ABUJA/ENUGU — The Indigenous People of Biafra (IPOB) has announced what it calls the “official and permanent” cancellation of the Monday sit-at-home directive across Nigeria’s South-East, effective Monday, February 9, 2026. The declaration was issued by IPOB spokesperson Emma Powerful, who said the instruction came directly from the group’s detained leader, Nnamdi Kanu.
In the statement, IPOB said markets, schools, offices, transport services and other economic activities should resume normally, and warned that any person or group attempting to enforce further Monday shutdowns would be acting against Kanu’s directive and the movement’s stated position.
The announcement, if implemented widely, marks a major shift in a protest tactic that has disrupted commercial and social life in the South-East for years. A 2025 SBM Intelligence assessment, cited by Reuters, estimated that sit-at-home-related violence and shutdowns caused hundreds of deaths and trillions of naira in economic losses across the region.

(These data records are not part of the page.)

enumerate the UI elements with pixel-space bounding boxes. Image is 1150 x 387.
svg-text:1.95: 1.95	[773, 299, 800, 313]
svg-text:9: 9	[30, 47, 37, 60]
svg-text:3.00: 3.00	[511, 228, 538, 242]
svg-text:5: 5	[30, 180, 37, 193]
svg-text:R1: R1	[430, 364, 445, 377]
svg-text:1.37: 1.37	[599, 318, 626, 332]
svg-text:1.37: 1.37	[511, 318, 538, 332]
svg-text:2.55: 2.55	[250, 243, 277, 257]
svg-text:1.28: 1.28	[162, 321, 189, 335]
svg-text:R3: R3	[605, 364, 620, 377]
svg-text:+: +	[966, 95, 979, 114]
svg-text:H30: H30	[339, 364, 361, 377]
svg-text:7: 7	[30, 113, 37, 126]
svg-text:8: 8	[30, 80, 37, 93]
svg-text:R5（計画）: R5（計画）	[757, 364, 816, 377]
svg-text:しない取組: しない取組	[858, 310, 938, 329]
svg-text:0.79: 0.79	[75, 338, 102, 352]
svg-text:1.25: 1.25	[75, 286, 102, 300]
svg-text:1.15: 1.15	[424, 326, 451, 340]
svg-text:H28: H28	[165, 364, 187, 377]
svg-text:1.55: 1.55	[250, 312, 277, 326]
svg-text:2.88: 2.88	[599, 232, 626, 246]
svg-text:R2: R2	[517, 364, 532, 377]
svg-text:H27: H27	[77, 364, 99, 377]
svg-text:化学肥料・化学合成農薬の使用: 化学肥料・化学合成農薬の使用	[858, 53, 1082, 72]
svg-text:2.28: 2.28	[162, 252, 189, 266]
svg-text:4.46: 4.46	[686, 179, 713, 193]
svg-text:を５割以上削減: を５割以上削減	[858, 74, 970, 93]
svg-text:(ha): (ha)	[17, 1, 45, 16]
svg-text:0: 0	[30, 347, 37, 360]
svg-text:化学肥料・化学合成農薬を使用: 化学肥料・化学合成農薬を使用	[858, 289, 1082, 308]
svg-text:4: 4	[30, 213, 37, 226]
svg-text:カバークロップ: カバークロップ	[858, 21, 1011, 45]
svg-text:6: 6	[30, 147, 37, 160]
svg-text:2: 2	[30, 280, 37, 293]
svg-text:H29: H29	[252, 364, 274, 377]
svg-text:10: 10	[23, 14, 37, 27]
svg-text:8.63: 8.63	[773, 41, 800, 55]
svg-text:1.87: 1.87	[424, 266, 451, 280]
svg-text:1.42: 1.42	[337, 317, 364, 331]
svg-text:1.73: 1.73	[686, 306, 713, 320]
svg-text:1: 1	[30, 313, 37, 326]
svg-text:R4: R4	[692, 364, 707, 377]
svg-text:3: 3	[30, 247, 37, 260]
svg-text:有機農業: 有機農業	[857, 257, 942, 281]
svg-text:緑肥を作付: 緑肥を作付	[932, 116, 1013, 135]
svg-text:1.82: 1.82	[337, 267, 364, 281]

IPOB also warned residents about possible “false-flag” intimidation and urged people to remain calm and law-abiding while returning to daily activities. That caution reflects a persistent problem in the region: enforcement has often been attributed to mixed actors, including criminal elements, with authorities and separatist figures frequently disputing responsibility after attacks or coercive shutdowns.
The latest directive comes amid continued legal and political tensions around Kanu and the wider separatist question. Nigeria proscribed IPOB in 2017, and the movement has remained central to security and governance debates in the South-East.
The immediate test now is compliance on the ground: whether schools reopen fully, markets operate without intimidation, and transport corridors remain active through the next several Mondays. Local authorities, security agencies, traders’ groups and civil society actors are expected to watch closely for early signs of normalization—or resistance.